Otsuka buys Astex for $866 million
pharmafile | September 6, 2013 | News story | Sales and Marketing | Astex, Lundbeck, Onyx, Otsuka
Otsuka Pharmaceutical is to buy UK-based Astex Pharmaceuticals in a deal that will see the Tokyo-based firm shelling out $866 million.
Astex whose HQ is in Cambridge, specialises in oncology and conditions of the central nervous system.
The acquisition follows a well-worn path: large pharma company buying a smaller biotech in order to get its hands on assets it believes will generate revenue – two recent examples being Amgen buying Onyx and AstraZeneca snapping up Amplimmune.
In this case, Otsuka thinks that by marrying its R&D strength in CNS with Astex’s fragment-based drug discovery technology, called PYRAMID, it will be able to find more treatments with new ways of working.
This would be useful – not least because the patent on Otsuka’s major antipsychotic treatment Abilify (aripiprazole), co-marketed with Bristol-Myers Squibb in the US and licensed to treat schizophrenia and bipolar disorder, expires in a year’s time.
Two years ago Otsuka signed a deal with Lundbeck to sell and develop up to five CNS drugs, including a new formulation of Abilify – and the companies have had some success with an investigational Alzheimer’s treatment – but opening up completely new revenue streams with Astex would be a boon.
PYRAMID uses 3D structural analysis to see how target proteins bind with small molecules, and the hope is that it will allow quicker discovery and development of compounds for proteins associated with various diseases than has been possible previously with screening.
Astex’s biggest success so far has been Dacogen (decitabine), which is designed to treat myelodysplastic syndromes and elderly acute myeloid leukaemia. The carrot dangling for Otsuka is that this drug – sold by Eisai in North America and Janssen elsewhere – has created sales of approximately $280 million.

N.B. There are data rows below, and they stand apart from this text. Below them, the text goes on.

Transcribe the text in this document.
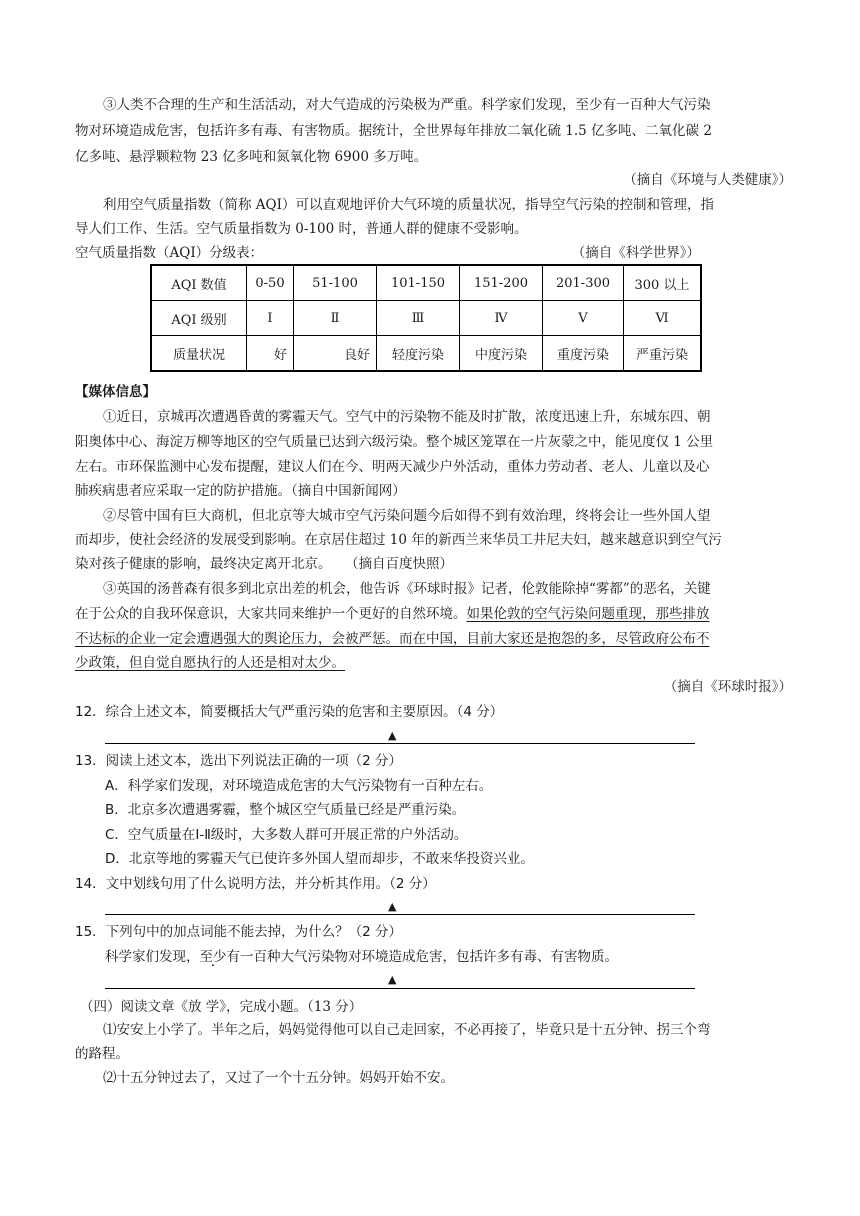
③人类不合理的生产和生活活动，对大气造成的污染极为严重。科学家们发现，至少有一百种大气污染
物对环境造成危害，包括许多有毒、有害物质。据统计，全世界每年排放二氧化硫 1.5 亿多吨、二氧化碳 2
亿多吨、悬浮颗粒物 23 亿多吨和氮氧化物 6900 多万吨。
（摘自《环境与人类健康》）
利用空气质量指数（简称 AQI）可以直观地评价大气环境的质量状况，指导空气污染的控制和管理，指
导人们工作、生活。空气质量指数为 0-100 时，普通人群的健康不受影响。
空气质量指数（AQI）分级表：	（摘自《科学世界》）
AQI 数值	0-50	51-100	101-150	151-200	201-300	300 以上
AQI 级别	Ⅰ	Ⅱ	Ⅲ	Ⅳ	Ⅴ	Ⅵ
质量状况	好	良好	轻度污染	中度污染	重度污染	严重污染
【媒体信息】
①近日，京城再次遭遇昏黄的雾霾天气。空气中的污染物不能及时扩散，浓度迅速上升，东城东四、朝
阳奥体中心、海淀万柳等地区的空气质量已达到六级污染。整个城区笼罩在一片灰蒙之中，能见度仅 1 公里
左右。市环保监测中心发布提醒，建议人们在今、明两天减少户外活动，重体力劳动者、老人、儿童以及心
肺疾病患者应采取一定的防护措施。（摘自中国新闻网）
②尽管中国有巨大商机，但北京等大城市空气污染问题今后如得不到有效治理，终将会让一些外国人望
而却步，使社会经济的发展受到影响。在京居住超过 10 年的新西兰来华员工井尼夫妇，越来越意识到空气污
染对孩子健康的影响，最终决定离开北京。　　（摘自百度快照）
③英国的汤普森有很多到北京出差的机会，他告诉《环球时报》记者，伦敦能除掉“雾都”的恶名，关键
在于公众的自我环保意识，大家共同来维护一个更好的自然环境。如果伦敦的空气污染问题重现，那些排放
不达标的企业一定会遭遇强大的舆论压力，会被严惩。而在中国，目前大家还是抱怨的多，尽管政府公布不
少政策，但自觉自愿执行的人还是相对太少。
（摘自《环球时报》）
12．综合上述文本，简要概括大气严重污染的危害和主要原因。（4 分）
▲
13．阅读上述文本，选出下列说法正确的一项（2 分）
A．科学家们发现，对环境造成危害的大气污染物有一百种左右。
B．北京多次遭遇雾霾，整个城区空气质量已经是严重污染。
C．空气质量在Ⅰ-Ⅱ级时，大多数人群可开展正常的户外活动。
D．北京等地的雾霾天气已使许多外国人望而却步，不敢来华投资兴业。
14．文中划线句用了什么说明方法，并分析其作用。（2 分）
▲
15．下列句中的加点词能不能去掉，为什么？（2 分）
科学家们发现，至少有一百种大气污染物对环境造成危害，包括许多有毒、有害物质。
▲
（四）阅读文章《放 学》，完成小题。（13 分）
⑴安安上小学了。半年之后，妈妈觉得他可以自己走回家，不必再接了，毕竟只是十五分钟、拐三个弯
的路程。
⑵十五分钟过去了，又过了一个十五分钟。妈妈开始不安。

Added to that, four more compounds which had their genesis at Astex are currently in Phase II, including SGI-110 (a novel DNA methylation inhibitor) and AT13387, an inhibitor of heat shock protein 90 (HSP90).
Otsuka president Taro Iwamoto, said: “I hope that this acquisition of Astex will strengthen not only our cancer portfolio but also our drug discovery research in the CNS field, through the acquisition of Astex’s fragment-based drug design technology.”
Astex which was founded in 1991, has another four products currently in Phase I and also has a clinical R&D function in California.